Templeton, which had $733 billion of assets under management globally at the end of September, has been “incrementally adding” to its bet on Aussie bonds as the selloff has persisted, Siniakov said. The duration of his portfolio -- a measure of how sensitive it is to interest-rate moves -- can range between positive 2 1/2 and negative 2 1/2, and it’s now climbed to more than positive 2, according to Siniakov.

Buying Opportunity

“We are currently skewed on the long side, expecting the recent pickup in the yields will be retraced,” he said. “With very little priced in for the RBA, if you have the fundamental view of the economy running along at below trend and segments of the economy in particular needing further assistance, then I think it is a buying opportunity at these levels.”

Australia’s 10-year yield was at 2.35 percent as of 10 a.m. on Tuesday in Sydney, compared with 1.83 percent for comparable U.S. paper and minus 0.055 percent for similar Japanese notes. The three-year Aussie yield was at 1.70 percent, 30 basis points above its level at the end of August, and the odds of even one quarter-point reduction from the RBA by the end of June were just 31 percent, according to swaps data.
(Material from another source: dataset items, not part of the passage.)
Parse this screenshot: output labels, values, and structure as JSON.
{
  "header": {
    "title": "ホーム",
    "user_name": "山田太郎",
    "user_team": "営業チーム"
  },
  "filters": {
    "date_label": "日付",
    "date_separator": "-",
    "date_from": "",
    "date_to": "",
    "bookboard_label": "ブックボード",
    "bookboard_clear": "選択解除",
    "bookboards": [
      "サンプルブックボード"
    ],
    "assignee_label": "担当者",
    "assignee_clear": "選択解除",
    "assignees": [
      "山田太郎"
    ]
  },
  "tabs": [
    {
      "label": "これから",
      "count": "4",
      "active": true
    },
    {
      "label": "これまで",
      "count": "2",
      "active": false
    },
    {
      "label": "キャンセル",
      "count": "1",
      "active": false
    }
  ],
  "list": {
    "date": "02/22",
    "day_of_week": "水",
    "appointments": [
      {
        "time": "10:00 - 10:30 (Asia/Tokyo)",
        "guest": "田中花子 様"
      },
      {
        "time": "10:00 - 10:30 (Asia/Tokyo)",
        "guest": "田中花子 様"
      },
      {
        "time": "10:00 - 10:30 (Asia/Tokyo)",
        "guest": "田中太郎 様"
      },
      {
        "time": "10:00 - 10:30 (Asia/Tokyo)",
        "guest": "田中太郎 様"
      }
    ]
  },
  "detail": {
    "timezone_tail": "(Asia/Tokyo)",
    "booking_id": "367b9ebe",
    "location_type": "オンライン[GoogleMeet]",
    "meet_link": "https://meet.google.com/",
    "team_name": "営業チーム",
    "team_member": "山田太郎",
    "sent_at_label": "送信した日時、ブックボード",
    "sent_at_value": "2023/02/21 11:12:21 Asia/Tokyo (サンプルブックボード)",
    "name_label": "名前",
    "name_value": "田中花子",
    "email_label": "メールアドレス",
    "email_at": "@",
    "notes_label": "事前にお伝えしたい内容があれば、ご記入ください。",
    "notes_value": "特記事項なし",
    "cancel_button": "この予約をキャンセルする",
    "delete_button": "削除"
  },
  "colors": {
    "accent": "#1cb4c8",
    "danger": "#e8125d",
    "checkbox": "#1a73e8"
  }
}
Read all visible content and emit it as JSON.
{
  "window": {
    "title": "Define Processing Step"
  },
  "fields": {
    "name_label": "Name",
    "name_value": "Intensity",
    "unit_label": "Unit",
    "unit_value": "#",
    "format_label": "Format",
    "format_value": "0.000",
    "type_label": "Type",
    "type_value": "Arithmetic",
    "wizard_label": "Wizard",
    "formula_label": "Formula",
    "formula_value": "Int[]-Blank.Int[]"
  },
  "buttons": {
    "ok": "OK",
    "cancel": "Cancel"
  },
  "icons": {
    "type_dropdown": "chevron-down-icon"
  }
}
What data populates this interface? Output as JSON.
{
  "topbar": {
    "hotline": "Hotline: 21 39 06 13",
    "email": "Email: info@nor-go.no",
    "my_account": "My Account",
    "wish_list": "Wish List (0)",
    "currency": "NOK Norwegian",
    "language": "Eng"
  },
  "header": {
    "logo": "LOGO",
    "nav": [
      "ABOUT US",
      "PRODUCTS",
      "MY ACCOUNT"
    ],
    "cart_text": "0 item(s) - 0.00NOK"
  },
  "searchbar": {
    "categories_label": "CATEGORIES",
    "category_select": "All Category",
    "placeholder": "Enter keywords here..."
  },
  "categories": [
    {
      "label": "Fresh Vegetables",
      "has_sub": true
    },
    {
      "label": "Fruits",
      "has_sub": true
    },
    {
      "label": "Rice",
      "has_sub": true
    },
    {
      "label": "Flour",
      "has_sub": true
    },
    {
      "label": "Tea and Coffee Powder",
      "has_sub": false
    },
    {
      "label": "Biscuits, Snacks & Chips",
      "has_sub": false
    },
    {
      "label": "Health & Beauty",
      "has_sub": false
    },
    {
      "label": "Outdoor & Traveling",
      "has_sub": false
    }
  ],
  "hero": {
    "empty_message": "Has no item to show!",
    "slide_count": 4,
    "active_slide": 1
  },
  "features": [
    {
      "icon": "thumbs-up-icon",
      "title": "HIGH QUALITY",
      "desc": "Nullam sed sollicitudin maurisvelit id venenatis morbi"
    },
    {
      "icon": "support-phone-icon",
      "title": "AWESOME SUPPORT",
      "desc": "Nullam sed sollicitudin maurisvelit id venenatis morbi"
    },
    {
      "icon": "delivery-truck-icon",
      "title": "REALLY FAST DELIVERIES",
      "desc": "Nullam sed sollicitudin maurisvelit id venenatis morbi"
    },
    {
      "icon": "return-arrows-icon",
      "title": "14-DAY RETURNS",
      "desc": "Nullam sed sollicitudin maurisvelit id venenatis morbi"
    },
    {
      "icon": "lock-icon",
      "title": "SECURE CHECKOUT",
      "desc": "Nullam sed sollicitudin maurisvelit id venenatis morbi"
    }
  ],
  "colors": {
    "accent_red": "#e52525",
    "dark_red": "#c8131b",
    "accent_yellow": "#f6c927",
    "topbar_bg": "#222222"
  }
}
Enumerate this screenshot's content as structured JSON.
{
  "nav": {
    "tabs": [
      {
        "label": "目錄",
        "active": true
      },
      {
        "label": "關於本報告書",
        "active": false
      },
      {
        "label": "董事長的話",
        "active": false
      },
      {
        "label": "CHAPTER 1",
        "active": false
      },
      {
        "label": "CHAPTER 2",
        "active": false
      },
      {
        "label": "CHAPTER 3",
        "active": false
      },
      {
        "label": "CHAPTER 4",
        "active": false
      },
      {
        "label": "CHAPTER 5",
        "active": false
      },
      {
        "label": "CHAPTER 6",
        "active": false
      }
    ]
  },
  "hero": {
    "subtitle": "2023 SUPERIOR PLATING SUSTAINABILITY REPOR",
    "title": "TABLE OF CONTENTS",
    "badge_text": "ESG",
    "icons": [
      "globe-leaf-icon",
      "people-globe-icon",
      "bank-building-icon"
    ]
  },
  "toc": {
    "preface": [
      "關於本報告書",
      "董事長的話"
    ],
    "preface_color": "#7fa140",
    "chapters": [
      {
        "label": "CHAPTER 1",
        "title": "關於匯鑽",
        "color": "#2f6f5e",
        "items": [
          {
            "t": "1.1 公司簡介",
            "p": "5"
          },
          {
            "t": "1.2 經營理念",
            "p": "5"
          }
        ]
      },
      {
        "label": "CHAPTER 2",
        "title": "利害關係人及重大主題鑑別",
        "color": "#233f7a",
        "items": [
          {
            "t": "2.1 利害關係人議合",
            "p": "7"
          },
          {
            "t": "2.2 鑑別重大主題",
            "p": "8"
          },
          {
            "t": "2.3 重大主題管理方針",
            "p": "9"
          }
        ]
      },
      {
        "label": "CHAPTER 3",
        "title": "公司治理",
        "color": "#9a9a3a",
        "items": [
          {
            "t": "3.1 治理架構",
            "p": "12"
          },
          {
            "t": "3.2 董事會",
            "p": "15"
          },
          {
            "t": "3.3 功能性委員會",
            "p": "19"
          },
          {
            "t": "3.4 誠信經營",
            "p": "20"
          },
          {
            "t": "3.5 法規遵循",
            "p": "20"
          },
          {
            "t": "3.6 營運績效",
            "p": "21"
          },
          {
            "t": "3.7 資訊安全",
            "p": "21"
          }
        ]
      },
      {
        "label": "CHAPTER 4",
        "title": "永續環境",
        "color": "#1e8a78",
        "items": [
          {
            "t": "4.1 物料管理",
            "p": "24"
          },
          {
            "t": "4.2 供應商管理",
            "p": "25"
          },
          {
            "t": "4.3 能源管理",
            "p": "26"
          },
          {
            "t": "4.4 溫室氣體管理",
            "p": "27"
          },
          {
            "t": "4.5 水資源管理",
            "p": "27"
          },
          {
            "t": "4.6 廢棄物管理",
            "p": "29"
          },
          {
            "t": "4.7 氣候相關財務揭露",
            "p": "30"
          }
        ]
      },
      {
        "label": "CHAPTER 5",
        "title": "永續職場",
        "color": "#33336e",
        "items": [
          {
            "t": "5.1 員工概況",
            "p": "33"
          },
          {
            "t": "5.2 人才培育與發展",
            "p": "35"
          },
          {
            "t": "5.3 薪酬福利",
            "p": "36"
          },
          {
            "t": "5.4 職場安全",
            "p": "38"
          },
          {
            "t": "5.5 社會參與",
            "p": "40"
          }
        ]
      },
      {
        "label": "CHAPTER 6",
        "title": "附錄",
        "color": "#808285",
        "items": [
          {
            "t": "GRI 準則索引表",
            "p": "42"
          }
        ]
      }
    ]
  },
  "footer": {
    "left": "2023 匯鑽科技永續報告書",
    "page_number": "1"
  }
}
Templeton expects inflation in Australia will “persist at a lower level” and that the RBA is going to face economic growth pressures as domestic demand struggles to pick up, Siniakov said. “It’s been low and if that persists for a longer period of time and maybe even heads lower, then the RBA will be forced into action,” he said.

Siniakov has so far favored implementing his strategy at the shorter end of the yield curve, where moves are more closely tied to domestic monetary policy, although he may change that if longer maturities become more attractive.

“If the long end continues to steepen up, we may shift the duration further up the curve,” he said. “So, keep about the same magnitude, but move further out the curve where there is a higher beta, larger potential gains from the market retracing.”